Der BLB koordiniert das Bauvorhaben, führt Verhandlungen mit den einzelnen Baufirmen und schließt Verträge mit ihnen ab. Der Niederlassungsleiter Helmut Heitkamp gibt zu: “Wir haben beim Ersatzgebäude Chemie/Physik so ziemlich alles erlebt, was schief gehen kann.” Eigentlich hatte der BLB mit 42 Aufträgen geplant, am Ende wurden 100 Firmen beauftragt. Die formale Kündigung einer Firma beansprucht viel Zeit, ebenso wie die Ausschreibung und Einstellung neuer Firmen. Als erste massive Störung, die beim Bau aufgetreten ist, benennt Heitkamp die Insolvenz des Rohbauers und die in Folge nicht mehr haltbaren Terminpläne. Doch damit nicht genug.

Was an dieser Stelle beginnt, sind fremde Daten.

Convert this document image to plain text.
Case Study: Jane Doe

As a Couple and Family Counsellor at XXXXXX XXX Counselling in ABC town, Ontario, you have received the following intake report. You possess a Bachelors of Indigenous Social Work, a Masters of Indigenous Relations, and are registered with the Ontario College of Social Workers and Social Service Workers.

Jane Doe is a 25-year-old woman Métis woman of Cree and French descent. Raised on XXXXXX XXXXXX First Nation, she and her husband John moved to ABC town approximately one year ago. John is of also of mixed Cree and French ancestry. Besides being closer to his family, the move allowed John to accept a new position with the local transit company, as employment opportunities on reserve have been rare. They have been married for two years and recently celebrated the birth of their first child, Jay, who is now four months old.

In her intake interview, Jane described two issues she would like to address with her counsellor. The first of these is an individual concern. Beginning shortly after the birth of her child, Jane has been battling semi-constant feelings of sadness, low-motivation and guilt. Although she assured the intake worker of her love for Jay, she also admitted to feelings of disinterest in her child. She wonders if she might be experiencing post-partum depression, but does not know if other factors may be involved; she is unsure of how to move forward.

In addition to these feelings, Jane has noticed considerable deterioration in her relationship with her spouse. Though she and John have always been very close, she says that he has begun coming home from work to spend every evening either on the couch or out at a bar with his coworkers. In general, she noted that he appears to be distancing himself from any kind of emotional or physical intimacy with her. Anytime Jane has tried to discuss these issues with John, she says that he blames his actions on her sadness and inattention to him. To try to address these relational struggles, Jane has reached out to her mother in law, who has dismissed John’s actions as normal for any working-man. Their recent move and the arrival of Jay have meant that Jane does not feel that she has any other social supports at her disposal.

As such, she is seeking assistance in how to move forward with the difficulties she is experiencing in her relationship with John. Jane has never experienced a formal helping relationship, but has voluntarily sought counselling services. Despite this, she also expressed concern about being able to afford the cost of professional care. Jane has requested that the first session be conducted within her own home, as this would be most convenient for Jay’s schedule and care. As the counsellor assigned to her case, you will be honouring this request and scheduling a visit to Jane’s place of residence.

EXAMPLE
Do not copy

Das Gebäude war nicht dicht.

Es regnete rein und der bereits im Gebäude befindliche Gips saugte sich voll. So kämpfte der BLB nicht nur mit verschiedenen Baufirmen, sondern auch mit einem großen Schimmelproblem. 

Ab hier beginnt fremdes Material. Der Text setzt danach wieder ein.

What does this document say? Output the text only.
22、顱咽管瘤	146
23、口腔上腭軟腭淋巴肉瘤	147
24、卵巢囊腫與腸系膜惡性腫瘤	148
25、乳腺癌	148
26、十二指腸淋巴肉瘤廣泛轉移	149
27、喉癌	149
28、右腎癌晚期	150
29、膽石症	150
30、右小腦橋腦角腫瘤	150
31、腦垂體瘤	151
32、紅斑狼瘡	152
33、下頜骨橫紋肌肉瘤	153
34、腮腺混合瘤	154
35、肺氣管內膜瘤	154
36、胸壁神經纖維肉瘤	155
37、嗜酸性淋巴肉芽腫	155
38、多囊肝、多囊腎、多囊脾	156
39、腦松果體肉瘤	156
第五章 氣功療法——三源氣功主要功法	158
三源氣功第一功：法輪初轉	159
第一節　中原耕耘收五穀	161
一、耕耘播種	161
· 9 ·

Das Dezernat 6 der Technischen Universität Dortmund setzt die baulichen, gebäudetechnischen und vertraglichen Rahmenbedingungen in Zusammenarbeit mit dem BLB und dem Land Nordrhein-Westfalen fest. Dezernent Thomas Quill bezeichnet die mehrfach geplanten Einzugstermine des BLBs als unrealistisch. Aufgrund der Bauverzögerungen und mangelhaften Bauausführungen sei die Erstellung des Ersatzgebäudes für die Universität eine massive Belastung gewesen. Man sei froh, wenn irgendwann alles abgeschlossen sei. Doch bis dahin ist es noch ein langer Weg.

Seit Sommer 2015 im Einsatz - nach fünf Jahren Bauzeit.

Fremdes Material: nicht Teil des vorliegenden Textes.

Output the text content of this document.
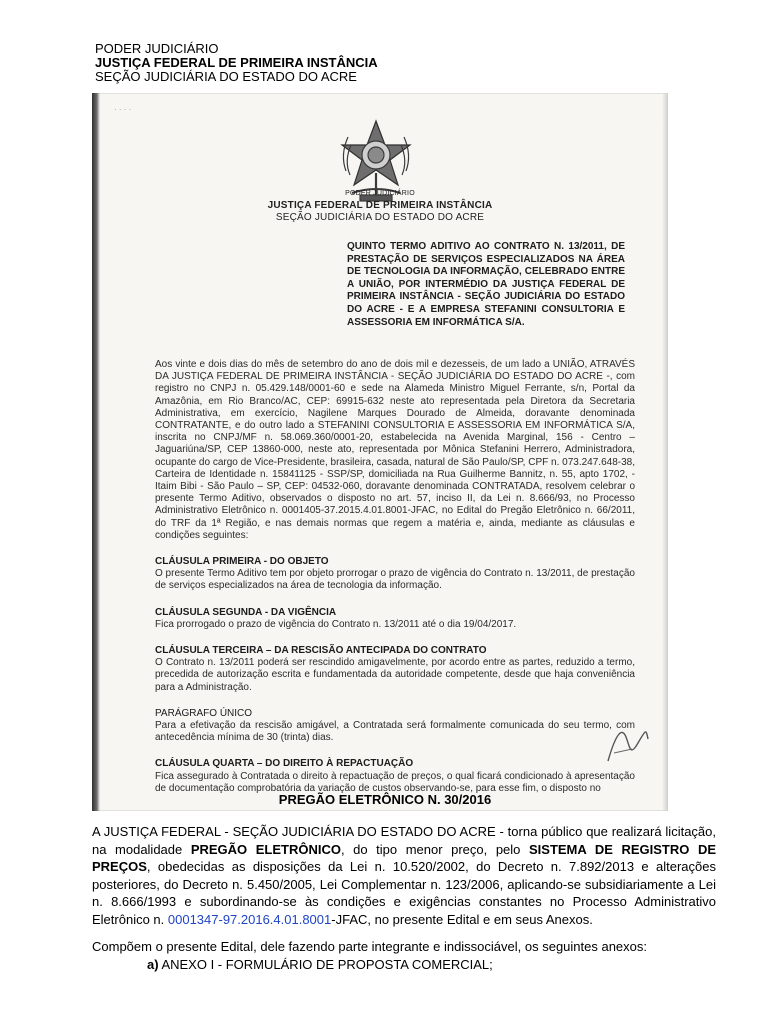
PODER JUDICIÁRIO
JUSTIÇA FEDERAL DE PRIMEIRA INSTÂNCIA
SEÇÃO JUDICIÁRIA DO ESTADO DO ACRE
· · · ·
PODER JUDICIÁRIO
JUSTIÇA FEDERAL DE PRIMEIRA INSTÂNCIA
SEÇÃO JUDICIÁRIA DO ESTADO DO ACRE
QUINTO TERMO ADITIVO AO CONTRATO N. 13/2011, DE PRESTAÇÃO DE SERVIÇOS ESPECIALIZADOS NA ÁREA DE TECNOLOGIA DA INFORMAÇÃO, CELEBRADO ENTRE A UNIÃO, POR INTERMÉDIO DA JUSTIÇA FEDERAL DE PRIMEIRA INSTÂNCIA - SEÇÃO JUDICIÁRIA DO ESTADO DO ACRE - E A EMPRESA STEFANINI CONSULTORIA E ASSESSORIA EM INFORMÁTICA S/A.

Aos vinte e dois dias do mês de setembro do ano de dois mil e dezesseis, de um lado a UNIÃO, ATRAVÉS DA JUSTIÇA FEDERAL DE PRIMEIRA INSTÂNCIA - SEÇÃO JUDICIÁRIA DO ESTADO DO ACRE -, com registro no CNPJ n. 05.429.148/0001-60 e sede na Alameda Ministro Miguel Ferrante, s/n, Portal da Amazônia, em Rio Branco/AC, CEP: 69915-632 neste ato representada pela Diretora da Secretaria Administrativa, em exercício, Nagilene Marques Dourado de Almeida, doravante denominada CONTRATANTE, e do outro lado a STEFANINI CONSULTORIA E ASSESSORIA EM INFORMÁTICA S/A, inscrita no CNPJ/MF n. 58.069.360/0001-20, estabelecida na Avenida Marginal, 156 - Centro – Jaguariúna/SP, CEP 13860-000, neste ato, representada por Mônica Stefanini Herrero, Administradora, ocupante do cargo de Vice-Presidente, brasileira, casada, natural de São Paulo/SP, CPF n. 073.247.648-38, Carteira de Identidade n. 15841125 - SSP/SP, domiciliada na Rua Guilherme Bannitz, n. 55, apto 1702, - Itaim Bibi - São Paulo – SP, CEP: 04532-060, doravante denominada CONTRATADA, resolvem celebrar o presente Termo Aditivo, observados o disposto no art. 57, inciso II, da Lei n. 8.666/93, no Processo Administrativo Eletrônico n. 0001405-37.2015.4.01.8001-JFAC, no Edital do Pregão Eletrônico n. 66/2011, do TRF da 1ª Região, e nas demais normas que regem a matéria e, ainda, mediante as cláusulas e condições seguintes:

CLÁUSULA PRIMEIRA - DO OBJETO

O presente Termo Aditivo tem por objeto prorrogar o prazo de vigência do Contrato n. 13/2011, de prestação de serviços especializados na área de tecnologia da informação.

CLÁUSULA SEGUNDA - DA VIGÊNCIA

Fica prorrogado o prazo de vigência do Contrato n. 13/2011 até o dia 19/04/2017.

CLÁUSULA TERCEIRA – DA RESCISÃO ANTECIPADA DO CONTRATO

O Contrato n. 13/2011 poderá ser rescindido amigavelmente, por acordo entre as partes, reduzido a termo, precedida de autorização escrita e fundamentada da autoridade competente, desde que haja conveniência para a Administração.

PARÁGRAFO ÚNICO

Para a efetivação da rescisão amigável, a Contratada será formalmente comunicada do seu termo, com antecedência mínima de 30 (trinta) dias.

CLÁUSULA QUARTA – DO DIREITO À REPACTUAÇÃO

Fica assegurado à Contratada o direito à repactuação de preços, o qual ficará condicionado à apresentação de documentação comprobatória da variação de custos observando-se, para esse fim, o disposto no

PREGÃO ELETRÔNICO N. 30/2016
A JUSTIÇA FEDERAL - SEÇÃO JUDICIÁRIA DO ESTADO DO ACRE - torna público que realizará licitação, na modalidade PREGÃO ELETRÔNICO, do tipo menor preço, pelo SISTEMA DE REGISTRO DE PREÇOS, obedecidas as disposições da Lei n. 10.520/2002, do Decreto n. 7.892/2013 e alterações posteriores, do Decreto n. 5.450/2005, Lei Complementar n. 123/2006, aplicando-se subsidiariamente a Lei n. 8.666/1993 e subordinando-se às condições e exigências constantes no Processo Administrativo Eletrônico n. 0001347-97.2016.4.01.8001-JFAC, no presente Edital e em seus Anexos.
Compõem o presente Edital, dele fazendo parte integrante e indissociável, os seguintes anexos:
a) ANEXO I - FORMULÁRIO DE PROPOSTA COMERCIAL;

Seit Sommer 2015 im Einsatz – nach fünf Jahren Bauzeit.

„Halten wir mal positiv fest, wir sind mit hoher Wahrscheinlichkeit vor dem Berliner Flughafen durch und auch Stuttgart 21 werden wir locker schlagen“, versichert Tolan. Denn auch, wenn die Fertigstellung des Ersatzbaus Chemie/Physik zu Ende ist, so heißt das nicht, dass mit der Kernsanierung des Bestandsgebäudes begonnen werden kann. Zuerst muss noch ein weiteres Ersatzgebäude gebaut werden. Denn bei der genaueren Planung der Kernsanierung kam zu Tage, dass in vorherigen Planungsentwürfen nicht ausreichend Raumbedarf für die Lüftungstechnik der Chemie berücksichtigt wurde. Als Lösung schlug der BLB eine dreistöckige Erhöhung des Bestandsgebäudes vor. Jedoch wäre nur eine Etage als Laborfläche nutzbar gewesen, die anderen zwei hätten die notwendige Technik beherbergen müssen. Bei der Kalkulation stellte sich heraus, dass ein zweites Ersatzgebäude insgesamt 14 Millionen kostengünstiger wäre als die drei zusätzlichen Etagen.

Keiner hat gewusst, dass, um die neuesten Energiesparverordnungen einzuhalten, der Aufwand für die Technik so groß wird. Wir sind alle keine Lüftungstechniker. Man kann ein Problem nur bemessen, wenn man es erkennt oder davon Kenntnis hat. Das hatte keiner.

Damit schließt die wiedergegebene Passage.